Staying Nimble & Responsive

By Scott Bahr, June 21, 2021

In the current business atmosphere, companies who are not nimble and responsive tend to have limited success. The speed of business increases every year, with the advent of technology and the subsequent flood of information, being able to efficiently and effectively handle these demands will determine your ultimate level of success.

Let’s first discuss what it means to be nimble in your approach. Being nimble, based on our organization, means that we do not weigh ourselves down with unnecessary policies and procedures, we eliminate overhead that does not add value to what we provide, we know how to work with each other, and we continuously evaluate our processes, our software, our technology, and our deliverables.

It’s important to ask yourself the tough questions regarding whether you have the right people in the right functions, do you have the software that meets your needs, does your team have the resources they need to succeed?

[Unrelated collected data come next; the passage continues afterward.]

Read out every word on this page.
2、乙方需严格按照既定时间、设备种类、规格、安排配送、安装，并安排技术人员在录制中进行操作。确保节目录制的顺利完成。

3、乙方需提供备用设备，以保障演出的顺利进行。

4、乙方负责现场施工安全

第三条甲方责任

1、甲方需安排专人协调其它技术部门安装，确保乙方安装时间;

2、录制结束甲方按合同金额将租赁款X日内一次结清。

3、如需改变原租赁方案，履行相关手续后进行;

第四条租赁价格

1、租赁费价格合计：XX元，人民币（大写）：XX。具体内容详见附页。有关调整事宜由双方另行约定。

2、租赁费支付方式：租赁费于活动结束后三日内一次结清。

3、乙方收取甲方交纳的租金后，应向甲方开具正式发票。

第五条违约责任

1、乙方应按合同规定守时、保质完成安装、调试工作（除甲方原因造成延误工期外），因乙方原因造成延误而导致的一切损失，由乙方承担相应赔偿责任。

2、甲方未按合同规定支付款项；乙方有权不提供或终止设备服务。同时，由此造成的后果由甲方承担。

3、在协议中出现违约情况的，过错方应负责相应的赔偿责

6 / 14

This needs to be an ongoing internal evaluation process. Over the years, we have used numerous software solutions whether it’s for our analysis, reporting, survey programming/hosting, communications, etc. This evaluation process, and ultimately a blog I wrote about my frustrations with research software, I was approached by a company that provides these types of solutions (see case study on CCG here:

And finally, there is the idea of being responsive. Responsiveness seems obvious to most, yet in some cases, it’s easy to forget what it means to the end-user. First and foremost, if you are not nimble, you are going to struggle being responsive, so make sure your organization is nimble and efficient.

Responsiveness is ultimately how you approach your work and your relationships with your internal and external customers. It does not always mean answering immediately (though it’s important), it ultimately means responding effectively. This could mean a multi-staged response such as an initial “I will look into this and get back to you by the end of the day” and then making sure you follow-up by the end of the day. You’re responding to your customer and first, acknowledging them and second, making sure that they know they are important to you. Over the course of my career I’ve noticed a pattern: the most successful people in business are the most responsive. The people who have achieved the highest levels of success in their industry are also the ones who will answer emails, phone calls, and will acknowledge your relationship. It’s not a coincidence.

Overall, take the time to evaluate your processes, your software, your training, your human resources and make sure they are all functioning efficiently and that you have the right solutions in place. Make yourself nimble. Your systems and resources make you responsive, and those are the keys to managing your business relationships.